Ночью я не спал: подошла очередь дежурить на частоте бедствия. Мы лежали в дрейфе. Было тихо. Лишь временами приемник, словно проснувшись, звонко сыпал морзянкой.
Перед рассветом в рубку вошел Стас. Сел на продавленный диван, сгорбился, сцепив на коленях руки. Я развернулся к нему, стараясь вырваться из круга света от настольной лампы.
Мы долго молчали. Потом он сказал:
— Душно.
Я указал глазами на вентилятор. Он отрицательно мотнул головой:
— Нет… Радиограмму передал?..
— Днем еще. И о переводе тоже. Днем перевели, — сказал я.
Он снова замолчал. Я пододвинул сигареты к краю стола и чиркнул спичкой. Мы закурили.

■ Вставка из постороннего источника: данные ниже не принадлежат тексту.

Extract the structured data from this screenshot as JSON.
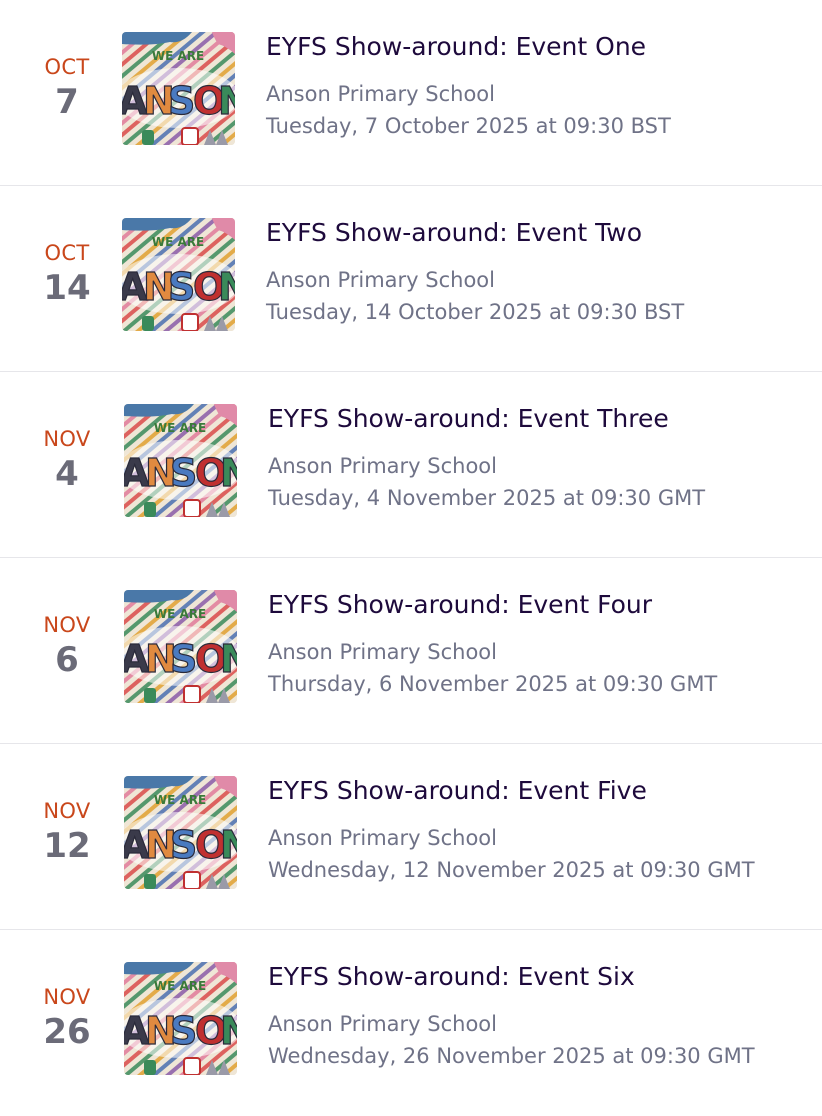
{
  "events": [
    {
      "month": "OCT",
      "day": "7",
      "title": "EYFS Show-around: Event One",
      "venue": "Anson Primary School",
      "datetime": "Tuesday, 7 October 2025 at 09:30 BST",
      "thumbnail_text": "WE ARE ANSON"
    },
    {
      "month": "OCT",
      "day": "14",
      "title": "EYFS Show-around: Event Two",
      "venue": "Anson Primary School",
      "datetime": "Tuesday, 14 October 2025 at 09:30 BST",
      "thumbnail_text": "WE ARE ANSON"
    },
    {
      "month": "NOV",
      "day": "4",
      "title": "EYFS Show-around: Event Three",
      "venue": "Anson Primary School",
      "datetime": "Tuesday, 4 November 2025 at 09:30 GMT",
      "thumbnail_text": "WE ARE ANSON"
    },
    {
      "month": "NOV",
      "day": "6",
      "title": "EYFS Show-around: Event Four",
      "venue": "Anson Primary School",
      "datetime": "Thursday, 6 November 2025 at 09:30 GMT",
      "thumbnail_text": "WE ARE ANSON"
    },
    {
      "month": "NOV",
      "day": "12",
      "title": "EYFS Show-around: Event Five",
      "venue": "Anson Primary School",
      "datetime": "Wednesday, 12 November 2025 at 09:30 GMT",
      "thumbnail_text": "WE ARE ANSON"
    },
    {
      "month": "NOV",
      "day": "26",
      "title": "EYFS Show-around: Event Six",
      "venue": "Anson Primary School",
      "datetime": "Wednesday, 26 November 2025 at 09:30 GMT",
      "thumbnail_text": "WE ARE ANSON"
    }
  ],
  "colors": {
    "month": "#c9471b",
    "day": "#6b6b78",
    "title": "#1e0a3c",
    "meta": "#6f7287",
    "divider": "#e6e6ea"
  }
}
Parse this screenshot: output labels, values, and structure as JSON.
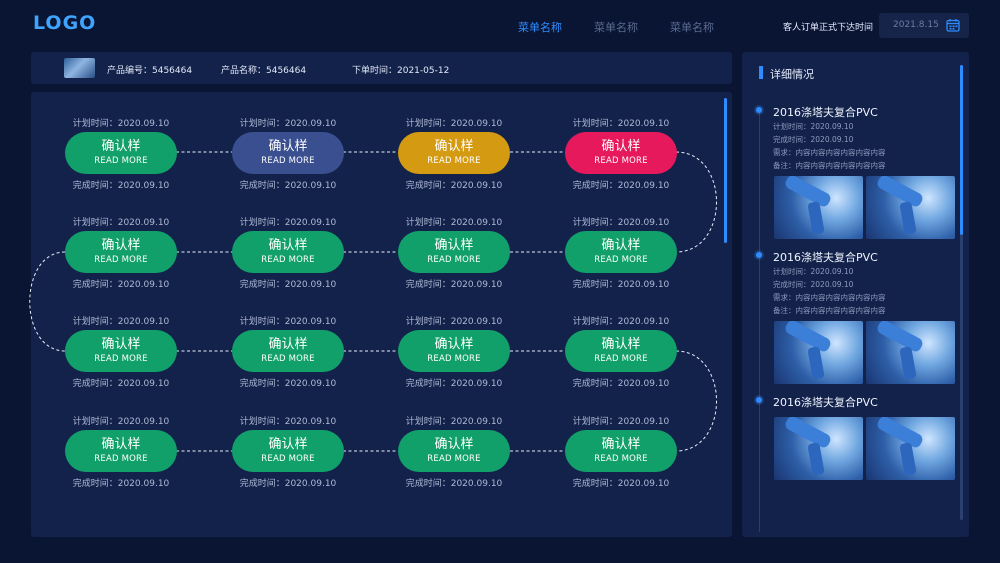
{
  "header": {
    "logo": "LOGO",
    "nav": [
      "菜单名称",
      "菜单名称",
      "菜单名称"
    ],
    "order_label": "客人订单正式下达时间",
    "date": "2021.8.15"
  },
  "product": {
    "code": "产品编号：5456464",
    "name": "产品名称：5456464",
    "order_time": "下单时间：2021-05-12"
  },
  "nodes": [
    {
      "plan": "计划时间：2020.09.10",
      "title": "确认样",
      "sub": "READ MORE",
      "done": "完成时间：2020.09.10",
      "color": "#12a06a"
    },
    {
      "plan": "计划时间：2020.09.10",
      "title": "确认样",
      "sub": "READ MORE",
      "done": "完成时间：2020.09.10",
      "color": "#3a4f8f"
    },
    {
      "plan": "计划时间：2020.09.10",
      "title": "确认样",
      "sub": "READ MORE",
      "done": "完成时间：2020.09.10",
      "color": "#d49a12"
    },
    {
      "plan": "计划时间：2020.09.10",
      "title": "确认样",
      "sub": "READ MORE",
      "done": "完成时间：2020.09.10",
      "color": "#e5195c"
    },
    {
      "plan": "计划时间：2020.09.10",
      "title": "确认样",
      "sub": "READ MORE",
      "done": "完成时间：2020.09.10",
      "color": "#12a06a"
    },
    {
      "plan": "计划时间：2020.09.10",
      "title": "确认样",
      "sub": "READ MORE",
      "done": "完成时间：2020.09.10",
      "color": "#12a06a"
    },
    {
      "plan": "计划时间：2020.09.10",
      "title": "确认样",
      "sub": "READ MORE",
      "done": "完成时间：2020.09.10",
      "color": "#12a06a"
    },
    {
      "plan": "计划时间：2020.09.10",
      "title": "确认样",
      "sub": "READ MORE",
      "done": "完成时间：2020.09.10",
      "color": "#12a06a"
    },
    {
      "plan": "计划时间：2020.09.10",
      "title": "确认样",
      "sub": "READ MORE",
      "done": "完成时间：2020.09.10",
      "color": "#12a06a"
    },
    {
      "plan": "计划时间：2020.09.10",
      "title": "确认样",
      "sub": "READ MORE",
      "done": "完成时间：2020.09.10",
      "color": "#12a06a"
    },
    {
      "plan": "计划时间：2020.09.10",
      "title": "确认样",
      "sub": "READ MORE",
      "done": "完成时间：2020.09.10",
      "color": "#12a06a"
    },
    {
      "plan": "计划时间：2020.09.10",
      "title": "确认样",
      "sub": "READ MORE",
      "done": "完成时间：2020.09.10",
      "color": "#12a06a"
    },
    {
      "plan": "计划时间：2020.09.10",
      "title": "确认样",
      "sub": "READ MORE",
      "done": "完成时间：2020.09.10",
      "color": "#12a06a"
    },
    {
      "plan": "计划时间：2020.09.10",
      "title": "确认样",
      "sub": "READ MORE",
      "done": "完成时间：2020.09.10",
      "color": "#12a06a"
    },
    {
      "plan": "计划时间：2020.09.10",
      "title": "确认样",
      "sub": "READ MORE",
      "done": "完成时间：2020.09.10",
      "color": "#12a06a"
    },
    {
      "plan": "计划时间：2020.09.10",
      "title": "确认样",
      "sub": "READ MORE",
      "done": "完成时间：2020.09.10",
      "color": "#12a06a"
    }
  ],
  "side": {
    "title": "详细情况",
    "entries": [
      {
        "title": "2016涤塔夫复合PVC",
        "lines": [
          "计划时间：2020.09.10",
          "完成时间：2020.09.10",
          "需求：内容内容内容内容内容内容",
          "备注：内容内容内容内容内容内容"
        ]
      },
      {
        "title": "2016涤塔夫复合PVC",
        "lines": [
          "计划时间：2020.09.10",
          "完成时间：2020.09.10",
          "需求：内容内容内容内容内容内容",
          "备注：内容内容内容内容内容内容"
        ]
      },
      {
        "title": "2016涤塔夫复合PVC",
        "lines": []
      }
    ]
  },
  "icons": {
    "calendar": "calendar-icon"
  }
}
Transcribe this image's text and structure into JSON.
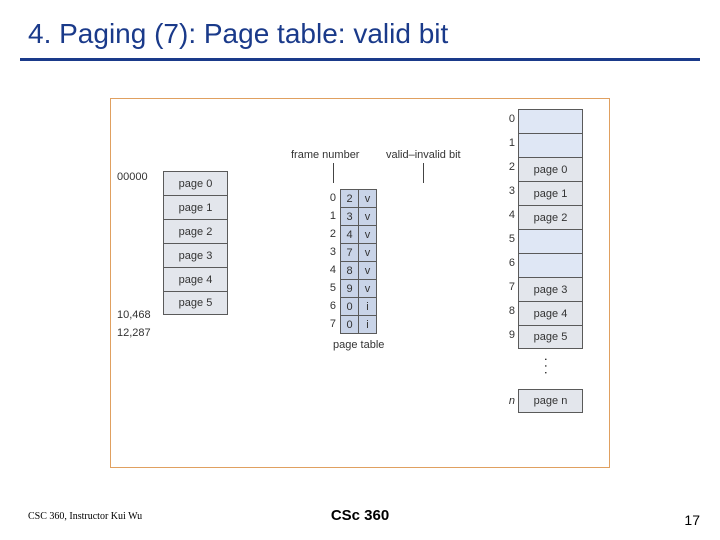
{
  "title": "4. Paging (7): Page table: valid bit",
  "logical_addr_start": "00000",
  "logical_addr_mid": "10,468",
  "logical_addr_end": "12,287",
  "logical_pages": [
    "page 0",
    "page 1",
    "page 2",
    "page 3",
    "page 4",
    "page 5"
  ],
  "pt_label_frame": "frame number",
  "pt_label_valid": "valid–invalid bit",
  "pt_caption": "page table",
  "page_table": {
    "index": [
      "0",
      "1",
      "2",
      "3",
      "4",
      "5",
      "6",
      "7"
    ],
    "frame": [
      "2",
      "3",
      "4",
      "7",
      "8",
      "9",
      "0",
      "0"
    ],
    "valid": [
      "v",
      "v",
      "v",
      "v",
      "v",
      "v",
      "i",
      "i"
    ]
  },
  "phys_frames": [
    {
      "idx": "0",
      "label": ""
    },
    {
      "idx": "1",
      "label": ""
    },
    {
      "idx": "2",
      "label": "page 0"
    },
    {
      "idx": "3",
      "label": "page 1"
    },
    {
      "idx": "4",
      "label": "page 2"
    },
    {
      "idx": "5",
      "label": ""
    },
    {
      "idx": "6",
      "label": ""
    },
    {
      "idx": "7",
      "label": "page 3"
    },
    {
      "idx": "8",
      "label": "page 4"
    },
    {
      "idx": "9",
      "label": "page 5"
    }
  ],
  "phys_n_idx": "n",
  "phys_n_label": "page n",
  "footer_left": "CSC 360, Instructor Kui Wu",
  "footer_center": "CSc 360",
  "footer_right": "17"
}
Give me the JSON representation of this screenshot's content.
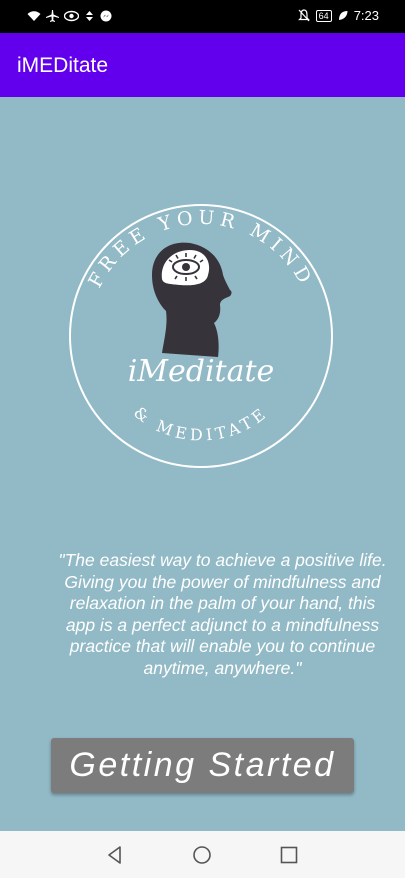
{
  "status_bar": {
    "left_icons": [
      "wifi-icon",
      "airplane-icon",
      "eye-icon",
      "data-icon",
      "messenger-icon"
    ],
    "battery": "64",
    "time": "7:23"
  },
  "app_bar": {
    "title": "iMEDitate"
  },
  "logo": {
    "arc_top": "FREE YOUR MIND",
    "script": "iMeditate",
    "arc_bottom": "& MEDITATE"
  },
  "quote": {
    "lines": [
      "\"The easiest way to achieve a positive life.",
      "Giving you the power of mindfulness and",
      "relaxation in the palm of your hand, this",
      "app is a perfect adjunct to a mindfulness",
      "practice that will enable you to continue",
      "anytime, anywhere.\""
    ]
  },
  "start_button": {
    "label": "Getting Started"
  },
  "nav": {
    "buttons": [
      "back-icon",
      "home-icon",
      "recents-icon"
    ]
  },
  "colors": {
    "background": "#91b9c6",
    "app_bar": "#6200ee",
    "button": "#7c7c7c"
  }
}
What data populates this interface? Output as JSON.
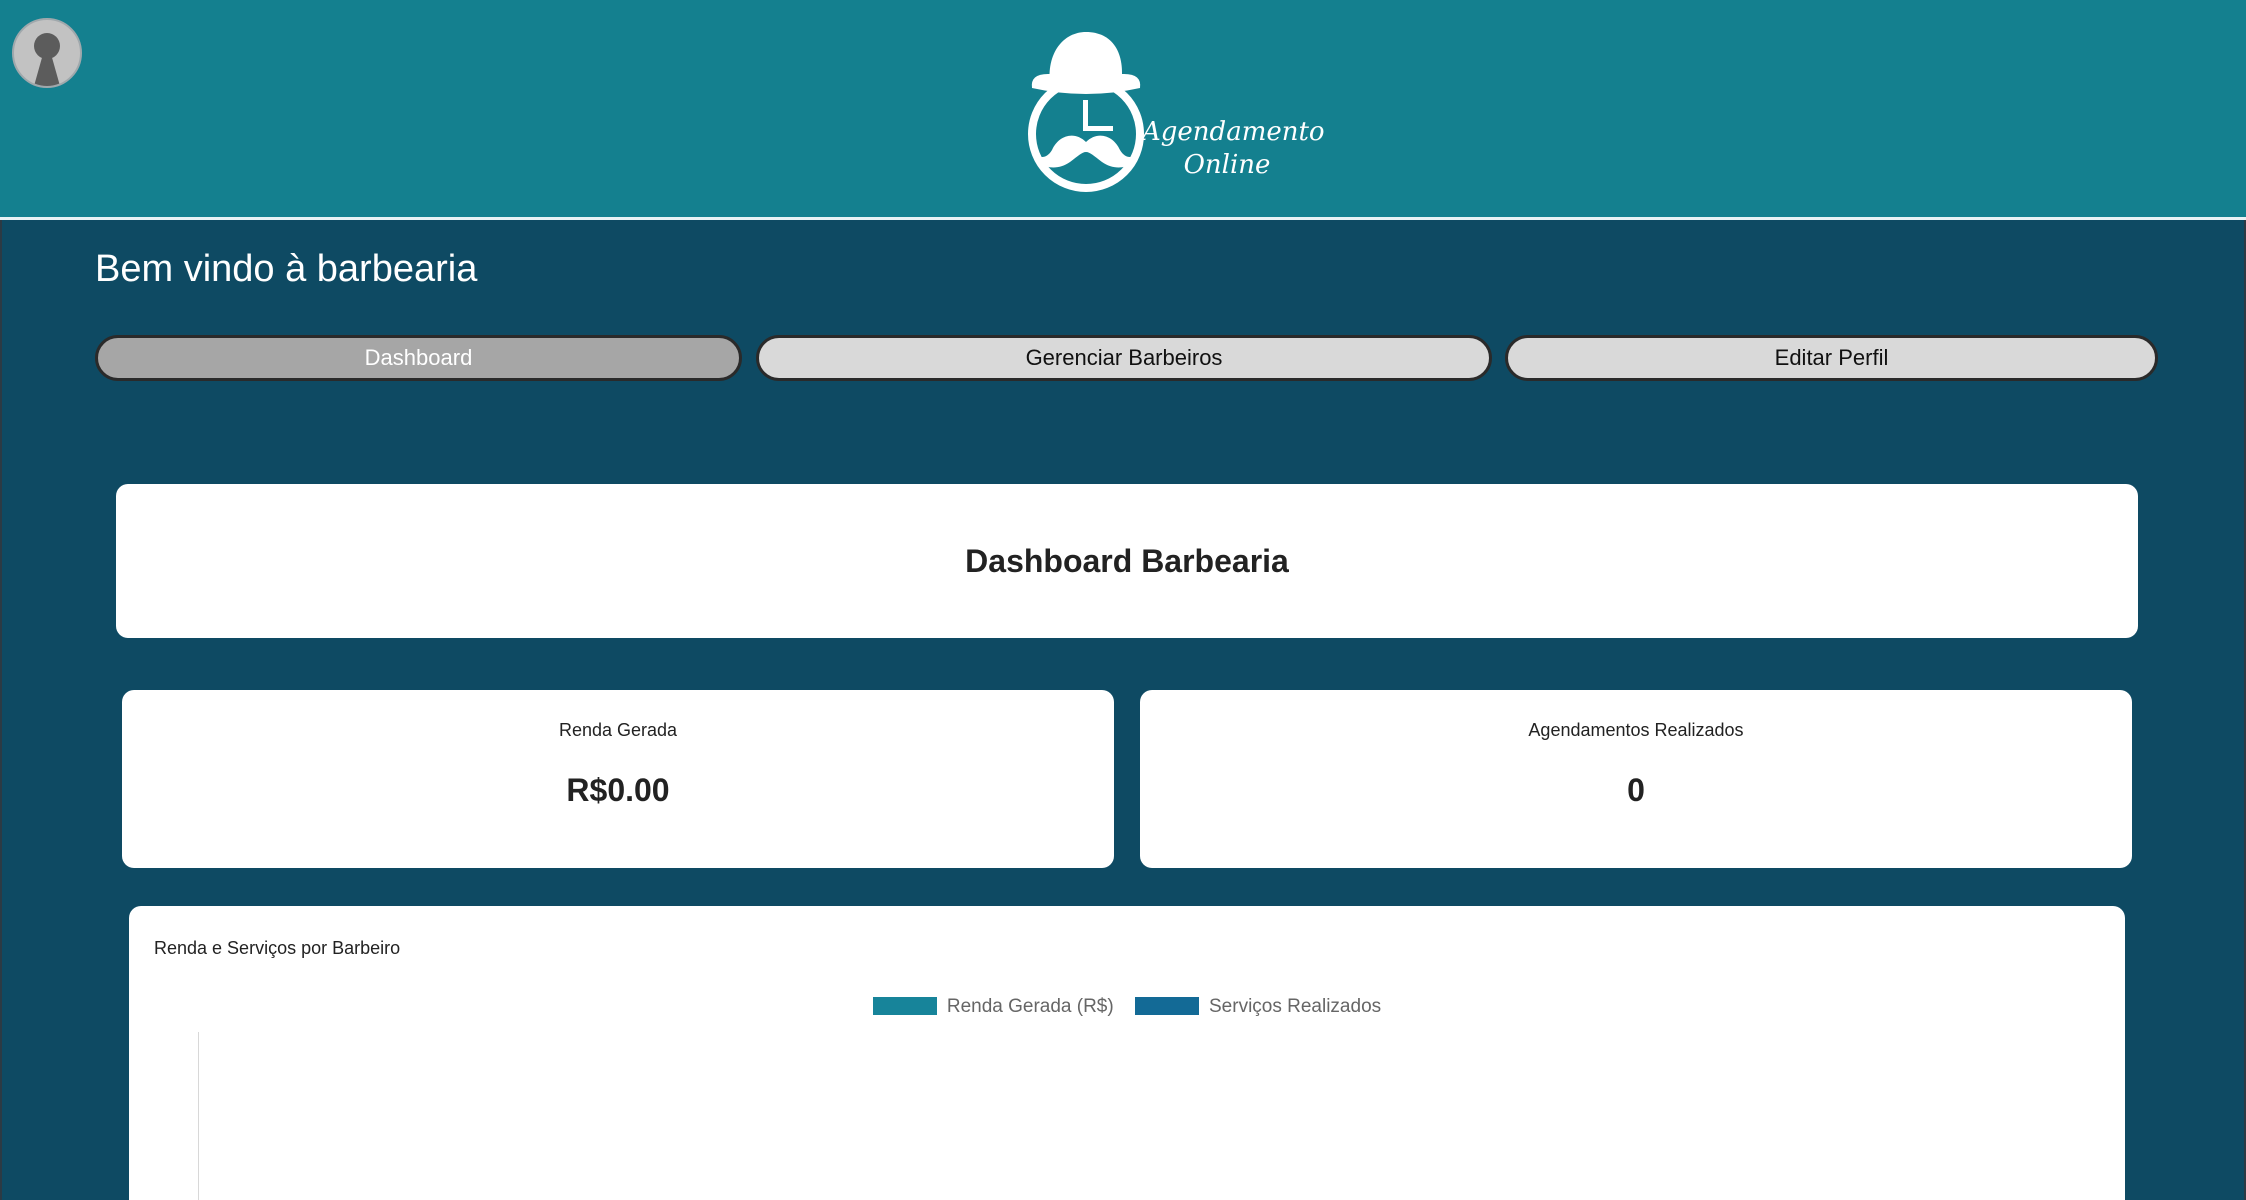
{
  "header": {
    "logo_line1": "Agendamento",
    "logo_line2": "Online",
    "avatar_icon": "user-silhouette-icon",
    "logo_icon": "barber-bowler-hat-mustache-icon"
  },
  "welcome_title": "Bem vindo à barbearia",
  "tabs": [
    {
      "label": "Dashboard",
      "active": true
    },
    {
      "label": "Gerenciar Barbeiros",
      "active": false
    },
    {
      "label": "Editar Perfil",
      "active": false
    }
  ],
  "dashboard": {
    "title": "Dashboard Barbearia",
    "stats": [
      {
        "label": "Renda Gerada",
        "value": "R$0.00"
      },
      {
        "label": "Agendamentos Realizados",
        "value": "0"
      }
    ]
  },
  "chart_data": {
    "type": "bar",
    "title": "Renda e Serviços por Barbeiro",
    "categories": [],
    "series": [
      {
        "name": "Renda Gerada (R$)",
        "values": [],
        "color": "#17849a"
      },
      {
        "name": "Serviços Realizados",
        "values": [],
        "color": "#136a96"
      }
    ],
    "legend": "top-center"
  },
  "colors": {
    "header": "#14808f",
    "background": "#0e4a63",
    "tab_active": "#a6a6a6",
    "tab_inactive": "#d9d9d9"
  }
}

В таких случаях лучше ничего не говорить. Да я и не знал, что мог бы ему сейчас сказать.
— Отец старался не говорить про осколок. Жил и работал, и будто осколка не было. А операцию нужно было давным-давно делать. И все. А он не хотел… А может, боялся. То я был маленький, то Женька… А он — все нормально, и работал, работал… Пока уже выбирать не пришлось… Или — или! — закричал неожиданно Стас и закурил снова.
К запаху табака примешивался едва ощутимый аромат кофе. Внизу, у себя в каюте, старпом перед вахтой варил кофе. Стас, успокаиваясь, глубоко затягивался, почти не делая передышек между затяжками.
Светлело. Наступал день. Где-то далеко, в средней полосе страны, люди еще только шли с работы. А у нас в эти короткие ночи по берегам таежной речки цвел шиповник. Утром выпадала обильная роса. Солнце появлялось, и она, дымясь, начинала также обильно испаряться. Бледно-розовые, молочные, бордовые лепестки цветов влажно блестели, отражаясь в черной воде. Удилище сладко пахло ивовой корой. В это время начинали клевать хариусы. Они всегда брали поверху, как только зацветал шиповник. Мы ловили их на красные мушки, искусно сделанные из петушиных перьев. Хариусы выпрыгивали из воды. Острый, мгновенный блеск рыбы заставлял вздрагивать, замирать, проглатывать комок в горле, а потом ждать. От нетерпения ноги сводило судорогой. И снова блеск, и ноги мягко согнуты в коленях, и леса звенит комариным писком, а рыба, рассыпая множество маленьких солнц, падает на сырую гальку. В верхушках лиственниц, росших на другом берегу, кукует кукушка…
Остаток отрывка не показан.